Physical Assessment of Inguinal Hernia
When performing a physical assessment of an inguinal hernia, the examiner should systematically evaluate for a visible or palpable bulge in the inguinal region that may increase with Valsalva maneuver, and determine whether it is direct or indirect by using the inguinal occlusion test combined with Doppler localization of epigastric vessels.
Key Components of Physical Assessment
Visual Inspection
- Look for visible bulge or asymmetry in the inguinal region
- Note the location relative to anatomical landmarks:
- Indirect hernias: lateral to the pubic tubercle, may extend into scrotum
- Direct hernias: medial to the pubic tubercle
- Observe for changes in the bulge with position changes (standing vs. lying)
Palpation Technique
- Perform examination with patient both standing and supine
- For males:
- Insert index finger into the scrotum and invaginate the scrotal skin to reach the external inguinal ring
- Follow the spermatic cord upward toward the internal ring
- Ask patient to cough or perform Valsalva maneuver to elicit hernia
- For females:
- Palpate over the inguinal canal and pubic tubercle
- Note that diagnosis by physical examination alone may be less accurate, often requiring imaging 1
Distinguishing Direct vs. Indirect Hernias
- Inguinal occlusion test combined with Doppler device:
- Locate the epigastric vessels using a handheld Doppler
- Apply pressure over the internal ring (lateral to epigastric vessels)

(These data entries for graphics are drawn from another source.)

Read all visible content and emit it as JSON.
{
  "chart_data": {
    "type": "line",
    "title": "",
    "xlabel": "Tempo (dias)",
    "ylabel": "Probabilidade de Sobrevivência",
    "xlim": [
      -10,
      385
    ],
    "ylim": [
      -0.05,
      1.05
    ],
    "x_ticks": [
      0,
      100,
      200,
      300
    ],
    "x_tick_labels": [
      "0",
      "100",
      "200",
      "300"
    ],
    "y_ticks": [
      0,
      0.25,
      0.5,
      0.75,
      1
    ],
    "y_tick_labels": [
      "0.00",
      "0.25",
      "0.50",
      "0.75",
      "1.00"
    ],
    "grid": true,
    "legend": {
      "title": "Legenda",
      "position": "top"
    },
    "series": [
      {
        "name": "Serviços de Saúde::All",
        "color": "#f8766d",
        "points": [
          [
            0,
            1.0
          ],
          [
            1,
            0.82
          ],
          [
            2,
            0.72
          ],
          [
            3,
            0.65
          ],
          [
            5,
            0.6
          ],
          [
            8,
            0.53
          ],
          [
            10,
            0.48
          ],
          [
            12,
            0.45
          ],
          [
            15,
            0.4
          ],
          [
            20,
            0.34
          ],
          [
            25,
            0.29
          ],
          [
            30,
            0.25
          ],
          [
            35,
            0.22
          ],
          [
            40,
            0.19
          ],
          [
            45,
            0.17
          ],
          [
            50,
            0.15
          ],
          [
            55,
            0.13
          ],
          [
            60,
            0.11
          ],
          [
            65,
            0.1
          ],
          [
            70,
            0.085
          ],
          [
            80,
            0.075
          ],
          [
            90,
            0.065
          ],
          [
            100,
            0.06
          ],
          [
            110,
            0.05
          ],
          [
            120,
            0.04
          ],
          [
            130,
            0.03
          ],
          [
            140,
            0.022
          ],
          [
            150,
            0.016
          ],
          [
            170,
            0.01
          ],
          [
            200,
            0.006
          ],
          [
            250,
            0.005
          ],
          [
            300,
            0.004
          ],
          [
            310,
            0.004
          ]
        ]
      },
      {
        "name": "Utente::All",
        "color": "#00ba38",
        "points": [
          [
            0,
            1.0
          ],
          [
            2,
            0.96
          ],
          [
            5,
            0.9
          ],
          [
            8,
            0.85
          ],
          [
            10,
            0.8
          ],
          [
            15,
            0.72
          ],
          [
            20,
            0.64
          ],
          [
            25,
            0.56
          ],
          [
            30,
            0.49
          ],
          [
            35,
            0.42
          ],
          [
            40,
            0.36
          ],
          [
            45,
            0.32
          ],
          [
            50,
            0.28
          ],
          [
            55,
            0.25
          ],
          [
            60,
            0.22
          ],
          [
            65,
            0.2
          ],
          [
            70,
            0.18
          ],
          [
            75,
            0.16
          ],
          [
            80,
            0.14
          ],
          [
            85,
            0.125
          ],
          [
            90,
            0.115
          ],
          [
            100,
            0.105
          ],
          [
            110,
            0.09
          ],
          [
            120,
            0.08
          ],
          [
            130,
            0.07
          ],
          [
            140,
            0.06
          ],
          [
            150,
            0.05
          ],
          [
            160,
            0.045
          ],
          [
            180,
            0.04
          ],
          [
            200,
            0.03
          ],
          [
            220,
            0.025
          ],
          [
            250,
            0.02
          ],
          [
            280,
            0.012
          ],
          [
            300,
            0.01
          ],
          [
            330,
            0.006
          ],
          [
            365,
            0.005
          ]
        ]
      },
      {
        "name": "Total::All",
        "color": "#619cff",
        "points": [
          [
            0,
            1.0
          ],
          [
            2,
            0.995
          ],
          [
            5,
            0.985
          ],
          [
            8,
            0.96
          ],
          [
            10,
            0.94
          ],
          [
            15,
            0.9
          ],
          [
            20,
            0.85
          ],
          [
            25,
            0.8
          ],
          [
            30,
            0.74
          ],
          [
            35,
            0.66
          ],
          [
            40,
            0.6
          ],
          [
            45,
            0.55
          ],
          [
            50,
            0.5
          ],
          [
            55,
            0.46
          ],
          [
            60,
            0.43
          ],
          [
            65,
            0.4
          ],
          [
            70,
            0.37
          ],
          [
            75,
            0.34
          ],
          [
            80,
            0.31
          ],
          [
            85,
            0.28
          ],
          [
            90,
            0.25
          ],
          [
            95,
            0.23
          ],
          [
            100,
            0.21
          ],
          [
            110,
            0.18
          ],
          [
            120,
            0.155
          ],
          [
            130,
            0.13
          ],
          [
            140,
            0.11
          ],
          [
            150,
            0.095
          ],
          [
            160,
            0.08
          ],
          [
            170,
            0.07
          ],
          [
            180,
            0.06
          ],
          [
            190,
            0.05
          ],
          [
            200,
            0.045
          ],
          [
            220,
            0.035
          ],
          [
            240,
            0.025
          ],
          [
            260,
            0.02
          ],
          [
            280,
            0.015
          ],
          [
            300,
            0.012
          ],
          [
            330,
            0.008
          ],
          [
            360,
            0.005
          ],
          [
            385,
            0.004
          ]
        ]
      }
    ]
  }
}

- If bulge disappears with pressure, likely an indirect hernia
- If bulge persists despite pressure, likely a direct hernia
- This combined approach has shown 79% accuracy for direct and 93% accuracy for indirect hernias 2
Advanced Assessment Findings
Characteristics to Document
- Reducibility: Can the hernia contents be returned to the abdominal cavity?
- Tenderness: Pain on palpation may indicate inflammation or incarceration
- Size: Document dimensions of the hernia
- Content: Bowel loops, omentum, or reproductive organs (ovary in females) 3
- Skin changes: Erythema or discoloration suggesting strangulation
Signs of Complications
- Irreducibility/incarceration: Inability to reduce the hernia
- Strangulation: Severe tenderness, erythema, fever, nausea/vomiting
- Bowel obstruction: Distention, absent bowel sounds, nausea/vomiting
Special Considerations
Occult Inguinal Hernias
- Patients may present with groin pain without visible bulge
- More common in females, younger patients, and those with higher BMI
- Physical exam may reveal tenderness over the inguinal canal without obvious bulge
- Imaging studies are necessary for confirmation 4
Pediatric Considerations
- In children, indirect hernias represent more than 90% of cases
- Assess for patent processus vaginalis
- Note that incidence is higher in premature infants (13%) compared to term infants (3-5%) 1
Pitfalls to Avoid
- Failing to distinguish between direct and indirect hernias
- Overlooking systemic causes of groin swelling (heart failure, portal hypertension)
- Relying solely on physical examination in women and children without confirmatory imaging
- Missing occult hernias in patients with groin pain but no visible bulge 1
When physical examination findings are equivocal, ultrasonography is recommended as the first-line imaging modality with sensitivity of 92.7% and specificity of 81.5%. MRI may be necessary for occult hernias if clinical suspicion remains high despite negative ultrasound findings 1, 5.